Location, Location, Location

As we come out the other side of COVID, the expansion of the cannabis industry is making up for lost time. Existing brands are expanding their reach into new local markets or even new states, and the list of states expanding their medical marijuana programs to include adult-use or creating first-time access to cannabis for their residents is long and growing.

I’m speaking with clients on a daily basis that are starting operations in states that most professionals don’t readily connect with cannabis –Alabama, Mississippi, South Dakota. Or operators in states outside the coveted locations of more mature markets, such as those in Missouri, Michigan, Ohio, or Oklahoma, are also looking for top talent for cultivation, manufacturing, and dispensary roles

Also daily, I’m talking with executive-level candidates that have strong opinions on where they want to be. My question is why limit your cannabis career by location?

You might be surprised at what you haven’t thought of in considering Southern states or the Midwest, and your desire to be firmly within a more trendy metro area could be limiting your opportunities.

Cost of Living Matters

As the cannabis industry matures, so does our cannabis talent. Financial goals take shape in the form of paying off student loans, buying your first starter home, maybe even starting a family in which case location preferences begin to include things like family-friendly communities and good school districts.

In looking at economic numbers, such as the cost of living index maintained at The Council for Community and Economic Research, I recognize many ‘desirable areas’ (as communicated by my candidates) have the highest cost of living in the US. Meanwhile, the least expensive urban areas include many of those in which the cannabis industry is taking hold. These overlooked areas could be a prime opportunity to take that next step in your career growth.
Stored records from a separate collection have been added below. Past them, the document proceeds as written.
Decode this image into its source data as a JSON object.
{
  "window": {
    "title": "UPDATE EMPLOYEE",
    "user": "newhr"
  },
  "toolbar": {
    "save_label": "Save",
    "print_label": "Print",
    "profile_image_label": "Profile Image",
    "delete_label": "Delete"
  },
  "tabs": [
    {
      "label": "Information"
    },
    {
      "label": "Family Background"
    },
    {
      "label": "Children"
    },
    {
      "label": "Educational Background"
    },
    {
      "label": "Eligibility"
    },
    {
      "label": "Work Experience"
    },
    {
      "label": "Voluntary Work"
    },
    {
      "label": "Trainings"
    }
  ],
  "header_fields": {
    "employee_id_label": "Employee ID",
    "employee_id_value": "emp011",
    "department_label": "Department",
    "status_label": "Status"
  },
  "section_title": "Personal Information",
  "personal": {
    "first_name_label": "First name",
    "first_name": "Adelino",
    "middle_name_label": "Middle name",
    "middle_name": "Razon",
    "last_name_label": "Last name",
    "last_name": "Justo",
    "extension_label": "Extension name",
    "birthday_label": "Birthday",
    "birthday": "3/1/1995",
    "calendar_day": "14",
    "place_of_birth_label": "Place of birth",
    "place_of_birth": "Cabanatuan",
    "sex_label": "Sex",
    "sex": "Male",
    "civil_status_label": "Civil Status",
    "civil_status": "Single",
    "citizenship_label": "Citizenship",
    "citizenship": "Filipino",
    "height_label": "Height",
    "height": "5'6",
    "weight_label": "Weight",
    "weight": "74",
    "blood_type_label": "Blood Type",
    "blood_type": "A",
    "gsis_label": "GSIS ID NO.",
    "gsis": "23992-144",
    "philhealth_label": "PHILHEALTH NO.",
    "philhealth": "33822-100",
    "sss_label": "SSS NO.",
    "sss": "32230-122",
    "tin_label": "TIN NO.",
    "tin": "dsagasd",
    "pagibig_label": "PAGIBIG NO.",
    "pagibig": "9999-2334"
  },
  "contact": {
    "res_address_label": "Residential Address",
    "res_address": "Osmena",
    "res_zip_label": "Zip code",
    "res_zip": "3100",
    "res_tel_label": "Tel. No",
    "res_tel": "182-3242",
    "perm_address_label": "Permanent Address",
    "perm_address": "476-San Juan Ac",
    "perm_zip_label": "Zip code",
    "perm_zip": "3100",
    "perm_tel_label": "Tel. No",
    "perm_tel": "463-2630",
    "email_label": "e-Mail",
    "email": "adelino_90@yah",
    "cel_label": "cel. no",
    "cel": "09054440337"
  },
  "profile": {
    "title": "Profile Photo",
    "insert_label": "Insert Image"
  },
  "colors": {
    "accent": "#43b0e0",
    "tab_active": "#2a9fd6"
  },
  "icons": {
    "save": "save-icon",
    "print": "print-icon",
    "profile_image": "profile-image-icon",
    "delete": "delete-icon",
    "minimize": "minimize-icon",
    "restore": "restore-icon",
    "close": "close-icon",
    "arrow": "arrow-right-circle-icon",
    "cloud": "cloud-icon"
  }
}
Yes, salaries are often shaped by the cost of living in a given market, but are not typically directly proportionate to the cost of living. Being open to a more affordable location usually translates into more disposable income which can be the starting point for your financial goals.

It Could Mean a Bigger Career Step

In a new market, you’re not stepping into a built-in ecosystem of cannabis professionals. Every fledgling organization is going to require ‘top of the organizational chart’ plant-touching talent to help them with start-up operations and the continuous operational refinement that every business goes through in their early stages.

Especially for those professionals that are ready to take that next step upward – perhaps from being a managerial team lead to a director of cultivation – the opportunity to take that big step upward can more readily be found in a new, quick-growing market than in a market that’s more established.

It’s All About Perspective

As someone that’s moved all around the country to take advantage of job opportunities, I can tell you with authority that just like everything else in life, there’s good with bad, and nowhere is perfect. Additionally, different areas suit our different stages in life.

I look back fondly at my first job out of college in downtown Chicago. I took an entry-level human resources role in a video game studio filled with young single professionals just starting out, and we took advantage of all the nightlife, activities, and experiences that the city had to offer. I will forever remember this as one of the most fun periods of my entire life!

However, life changes, and downtown Chicago is no longer for me. Since that time and our current location in Boulder, we’ve lived in Seattle, Austin, Los Angeles, Tulsa, San Francisco, and Los Angeles again. In each of those places, I have a long list of things that I loved in addition to reasons that these places no longer suit me today. Regardless, they all have their own personality and ‘way of life, and it was an adventure to explore and get to know each place.

An Open Mind Can Open Career Potential

Where you live and work is a tremendously personal decision, with myriad factors that are unique to you and your needs. Trying a new city or state for a few years, and approaching it with an open mind, can be an adventure! And it just might be an adventure that can accelerate your experience and open up even more paths in your career.